I have also had to do a lot of research these past two weeks, which is fine with me because I like being able to explain why I'm doing what I'm doing and learning more in the process. I had a patient who had sensation problems in her right first and second digits so I taught her some desensitization techniques. I knew what to do, I just didn't quite know how to explain them in laymen's terms as to WHY they work. I have also had to research the rational behind pendulum exercises because there had to be a more in-depth explanation than simply regaining range of motion in the shoulder joint. But no. That's pretty much it. I have also had to explain to a patient the reason for continued skilled services and give my professional opinion as to why I think they are not safe to return home.
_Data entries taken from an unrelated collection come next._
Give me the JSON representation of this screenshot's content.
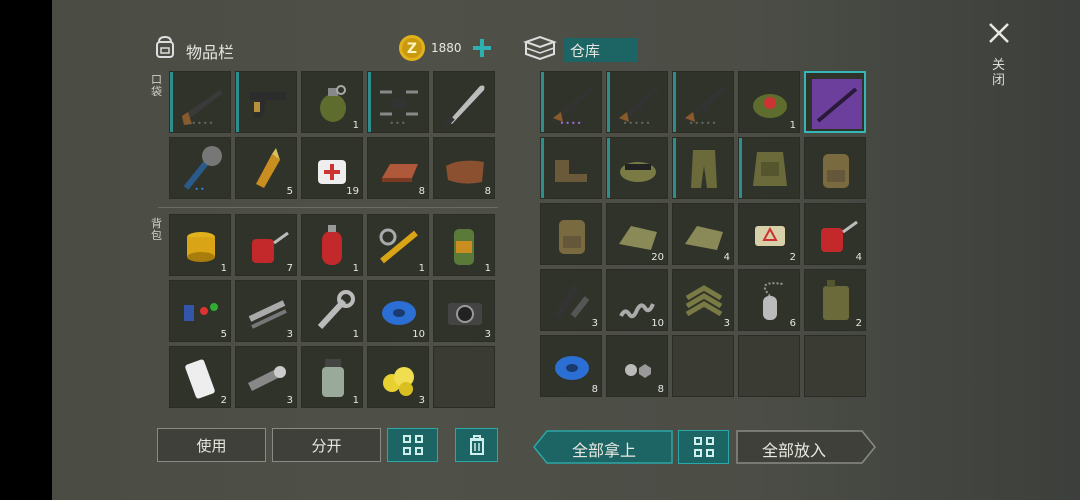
{
  "inventory": {
    "title": "物品栏",
    "currency": "1880",
    "pocket_label": "口袋",
    "backpack_label": "背包",
    "pocket": [
      {
        "icon": "shotgun",
        "dots": "•••••",
        "count": ""
      },
      {
        "icon": "pistol",
        "dots": "",
        "count": ""
      },
      {
        "icon": "grenade",
        "dots": "",
        "count": "1"
      },
      {
        "icon": "drone",
        "dots": "•••",
        "count": ""
      },
      {
        "icon": "machete",
        "dots": "",
        "count": ""
      },
      {
        "icon": "spiked-club",
        "dots": "••",
        "count": ""
      },
      {
        "icon": "bullet",
        "dots": "",
        "count": "5"
      },
      {
        "icon": "bandage",
        "dots": "",
        "count": "19"
      },
      {
        "icon": "copper-bar",
        "dots": "",
        "count": "8"
      },
      {
        "icon": "leather",
        "dots": "",
        "count": "8"
      }
    ],
    "backpack": [
      {
        "icon": "filter",
        "count": "1"
      },
      {
        "icon": "oil-can",
        "count": "7"
      },
      {
        "icon": "gas-tank",
        "count": "1"
      },
      {
        "icon": "spring-part",
        "count": "1"
      },
      {
        "icon": "battery",
        "count": "1"
      },
      {
        "icon": "electronic-parts",
        "count": "5"
      },
      {
        "icon": "pipes",
        "count": "3"
      },
      {
        "icon": "wrench",
        "count": "1"
      },
      {
        "icon": "tape",
        "count": "10"
      },
      {
        "icon": "camera",
        "count": "3"
      },
      {
        "icon": "phone",
        "count": "2"
      },
      {
        "icon": "flashlight",
        "count": "3"
      },
      {
        "icon": "chemical-jar",
        "count": "1"
      },
      {
        "icon": "gold-nuggets",
        "count": "3"
      },
      {
        "icon": "",
        "count": ""
      }
    ],
    "buttons": {
      "use": "使用",
      "split": "分开"
    }
  },
  "storage": {
    "title": "仓库",
    "items": [
      {
        "icon": "ak-rifle",
        "dots": "••••",
        "count": ""
      },
      {
        "icon": "ak-rifle",
        "dots": "•••••",
        "count": ""
      },
      {
        "icon": "ak-rifle",
        "dots": "•••••",
        "count": ""
      },
      {
        "icon": "landmine",
        "dots": "",
        "count": "1"
      },
      {
        "icon": "rifle-blueprint",
        "dots": "",
        "count": ""
      },
      {
        "icon": "boots",
        "dots": "",
        "count": ""
      },
      {
        "icon": "goggles-hat",
        "dots": "",
        "count": ""
      },
      {
        "icon": "camo-pants",
        "dots": "",
        "count": ""
      },
      {
        "icon": "body-armor",
        "dots": "",
        "count": ""
      },
      {
        "icon": "backpack",
        "dots": "",
        "count": ""
      },
      {
        "icon": "backpack",
        "dots": "",
        "count": ""
      },
      {
        "icon": "cloth",
        "dots": "",
        "count": "20"
      },
      {
        "icon": "cloth",
        "dots": "",
        "count": "4"
      },
      {
        "icon": "explosive",
        "dots": "",
        "count": "2"
      },
      {
        "icon": "oil-can",
        "dots": "",
        "count": "4"
      },
      {
        "icon": "gun-parts",
        "dots": "",
        "count": "3"
      },
      {
        "icon": "spring",
        "dots": "",
        "count": "10"
      },
      {
        "icon": "sergeant-patch",
        "dots": "",
        "count": "3"
      },
      {
        "icon": "dog-tag",
        "dots": "",
        "count": "6"
      },
      {
        "icon": "jerrycan",
        "dots": "",
        "count": "2"
      },
      {
        "icon": "tape",
        "dots": "",
        "count": "8"
      },
      {
        "icon": "bolts",
        "dots": "",
        "count": "8"
      },
      {
        "icon": "",
        "dots": "",
        "count": ""
      },
      {
        "icon": "",
        "dots": "",
        "count": ""
      },
      {
        "icon": "",
        "dots": "",
        "count": ""
      }
    ],
    "buttons": {
      "take_all": "全部拿上",
      "put_all": "全部放入"
    }
  },
  "close": {
    "label": "关闭"
  },
  "colors": {
    "accent": "#2aa7a7",
    "slot_bg": "#303329",
    "coin": "#e2b21c"
  }
}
That has been the hardest part so far because I understand that patients don't want to be here and want to sleep in their own bed and cook in their own kitchens and watch TV on their own living room couches. But if I don't keep my patients' best interest in mind, then I am not doing my job. And it will be most likely that patient's who are advised not to return home quite yet, fall and end up back where they started. Nonetheless, patient's leave when they want to leave, and refuse therapy when they want to refuse therapy. So all I can do is give them and their caregivers the best recommendations and home safety program I can so that returning to rehab is prevented.
Quote of the day:
Occupational therapy assistance says to nurse administering pills to patient undergoing therapy in the gym: "If you make him nauseated, I'll kill you."